O caso envolve a estudante de Medicina Stefanie Cohen, que denunciou Brennand por estupro após um encontro em um hotel na capital paulista, em 2022. Segundo a acusação do Ministério Público de São Paulo (MP-SP), a jovem teria passado mal após ingerir bebida alcoólica durante um jantar e, em estado de vulnerabilidade, foi levada pelo empresário a um quarto de hotel, onde teria sido forçada a manter relações sexuais.
Na primeira instância, a Justiça considerou que houve estupro e condenou Brennand a oito anos de prisão em regime fechado, além do pagamento de R$ 200 mil por danos morais à vítima.
Maioria dos desembargadores entendeu que havia dúvidas sobre o caso
Ao analisar os recursos, o relator, desembargador Tetsuzo Namba, votou pela manutenção da condenação.
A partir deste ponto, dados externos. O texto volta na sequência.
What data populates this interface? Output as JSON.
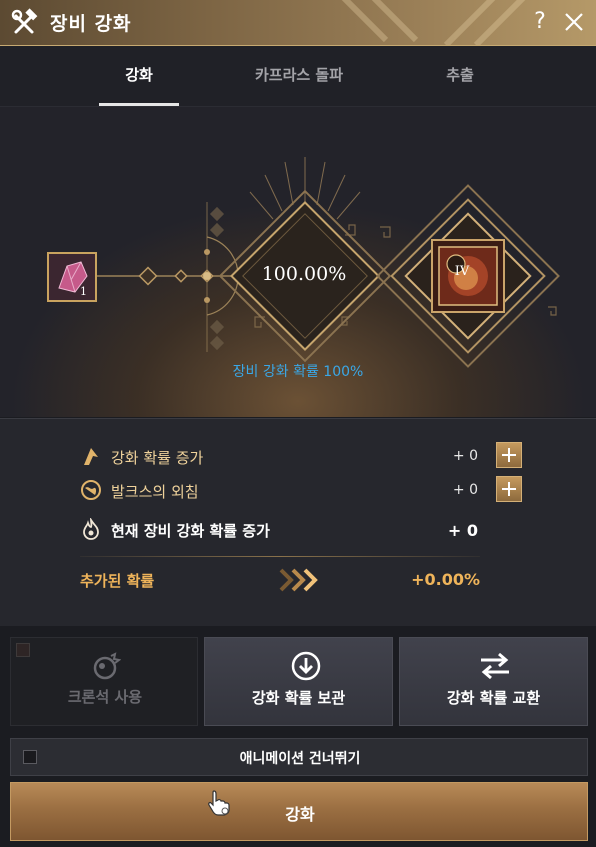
{
  "window": {
    "title": "장비 강화",
    "help_label": "?",
    "icons": {
      "title": "hammer-wrench-icon",
      "close": "close-icon"
    }
  },
  "tabs": [
    {
      "label": "강화",
      "active": true
    },
    {
      "label": "카프라스 돌파",
      "active": false
    },
    {
      "label": "추출",
      "active": false
    }
  ],
  "stage": {
    "material_count": "1",
    "success_rate": "100.00%",
    "target_grade": "IV",
    "probability_text": "장비 강화 확률 100%"
  },
  "stats": {
    "rows": [
      {
        "icon": "up-arrow-icon",
        "label": "강화 확률 증가",
        "value": "+ 0"
      },
      {
        "icon": "globe-icon",
        "label": "발크스의 외침",
        "value": "+ 0"
      },
      {
        "icon": "flame-icon",
        "label": "현재 장비 강화 확률 증가",
        "value": "+ 0"
      }
    ],
    "added_label": "추가된 확률",
    "added_value": "+0.00%"
  },
  "buttons": {
    "chronos": "크론석 사용",
    "store": "강화 확률 보관",
    "swap": "강화 확률 교환",
    "skip_animation": "애니메이션 건너뛰기",
    "enhance": "강화"
  },
  "colors": {
    "accent_gold": "#efb45a",
    "probability_blue": "#3aa7e6",
    "title_bar": "#9a7f57"
  }
}
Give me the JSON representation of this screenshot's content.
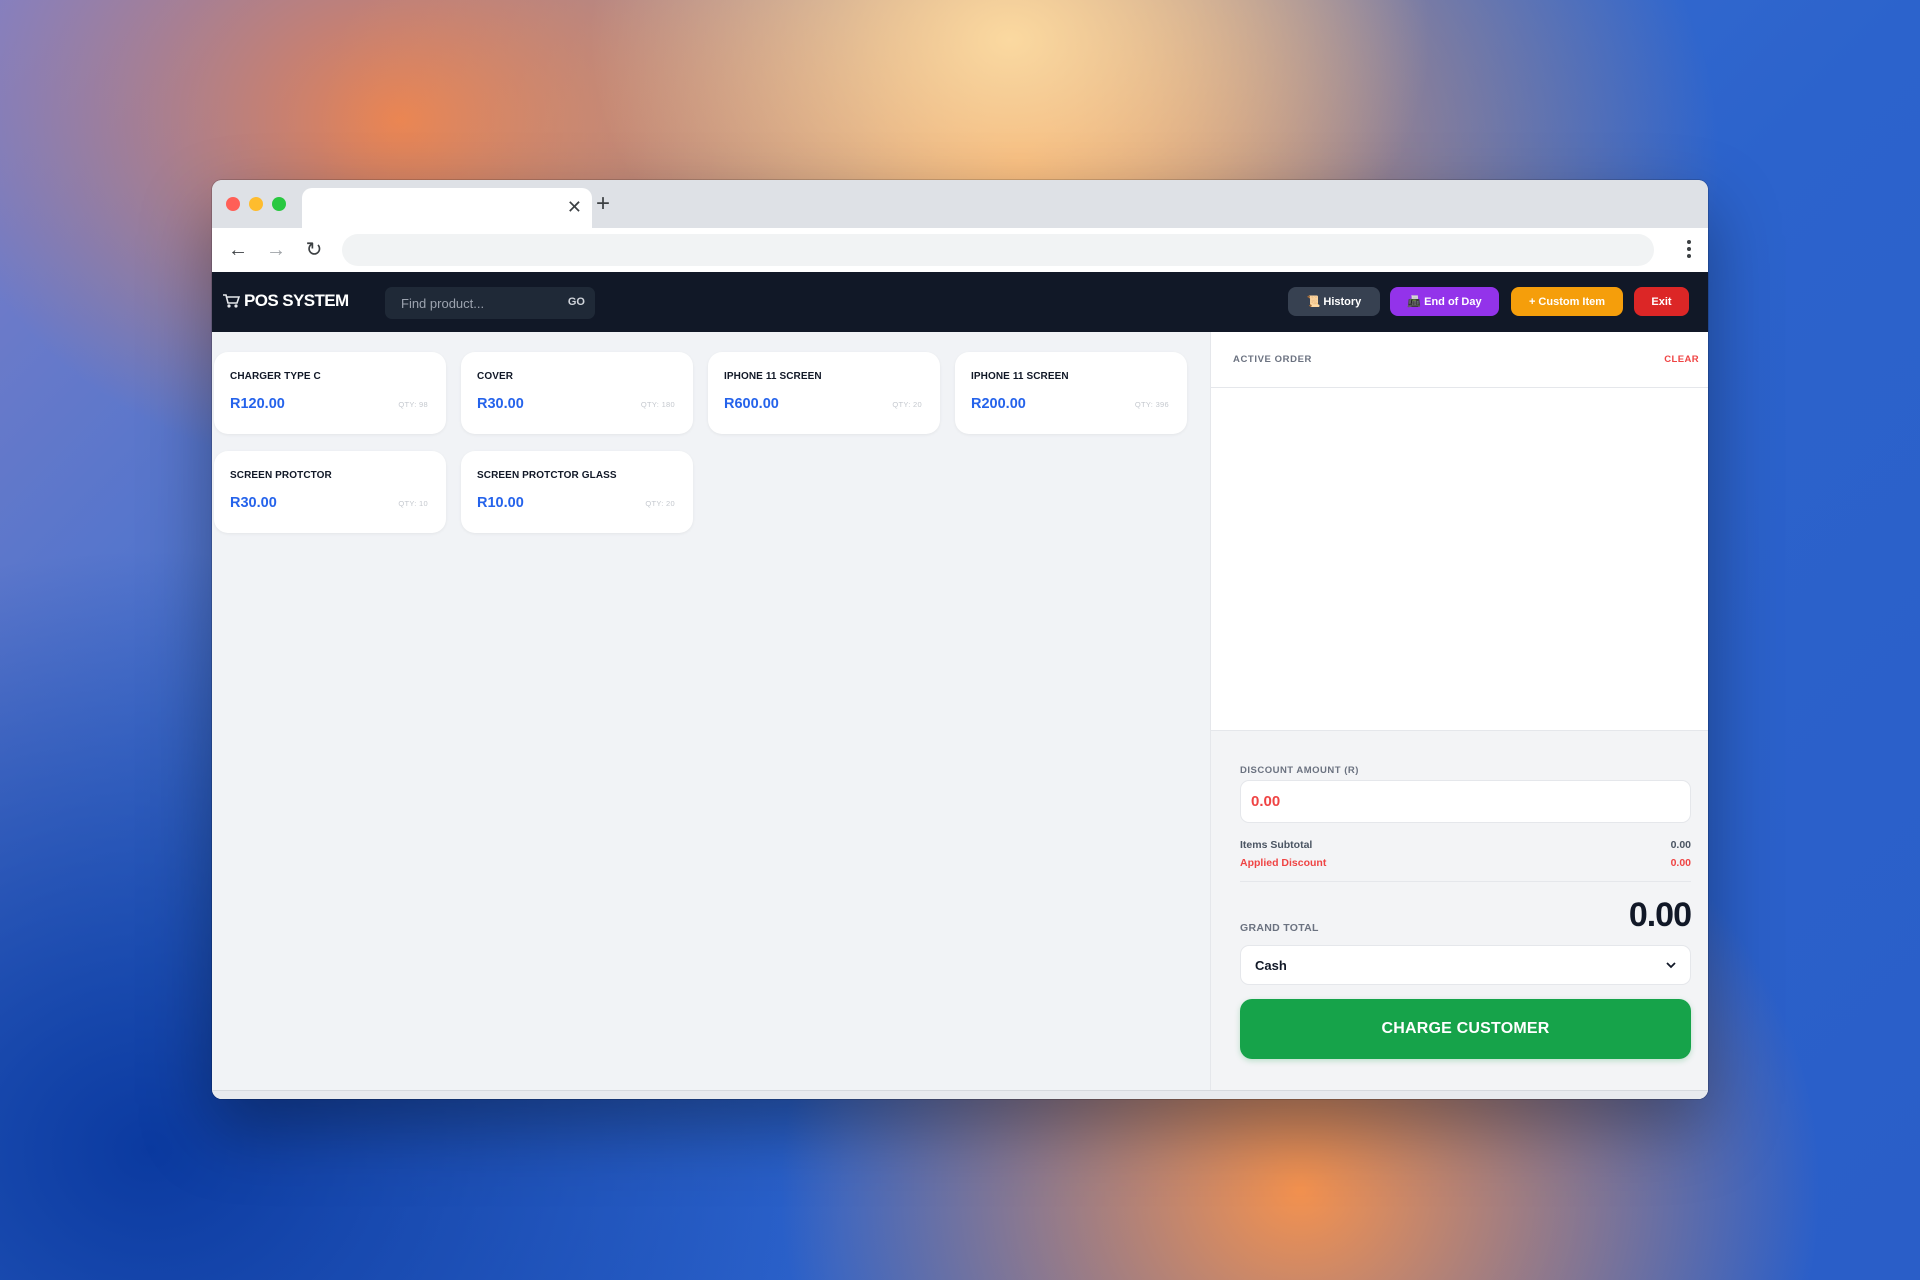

No entanto, foi vencido pelos desembargadores Francisco Orlando e Alex Zilenovski, que entenderam que as provas apresentavam contradições suficientes para gerar dúvida sobre a ausência de consentimento.
Para a maioria da Câmara, as inconsistências apontadas pela defesa enfraqueceram a versão apresentada pela acusação, levando à aplicação do princípio jurídico segundo o qual a dúvida deve beneficiar o réu.
Defesa da vítima contesta decisão
Os advogados de Stefanie Cohen anunciaram que apresentaram recurso especial ao STJ. A defesa sustenta que o TJ-SP atribuiu peso excessivo a provas digitais produzidas unilateralmente pela defesa e deixou de observar o Protocolo para Julgamento com Perspectiva de Gênero, do Conselho Nacional de Justiça (CNJ), além das diretrizes previstas na chamada Lei Mariana Ferrer.
O Ministério Público também havia recorrido da sentença de primeira instância para pedir a condenação de Brennand por outros crimes apontados na denúncia e o aumento da indenização para R$ 1 milhão.
Defesa comemora absolvição
A defesa do empresário, conduzida pelos advogados Alberto Toron e Karina Kufa Brennand, afirmou que a decisão representa o reconhecimento da versão apresentada pela defesa, segundo a qual a relação sexual foi consensual.
Em nota, Karina Kufa declarou que a absolvição demonstra que acusações precisam estar respaldadas por provas consistentes e afirmou esperar que os demais processos envolvendo Brennand tenham o mesmo desfecho.
Empresário ainda responde a outros processos
Apesar da absolvição neste caso, Thiago Brennand continua respondendo a outros processos criminais e ainda possui três condenações em primeira instância, que seguem sujeitas à análise dos tribunais superiores. Esta é a segunda condenação revertida pela defesa no Tribunal de Justiça de São Paulo. Ainda cabem recursos contra a decisão desta semana.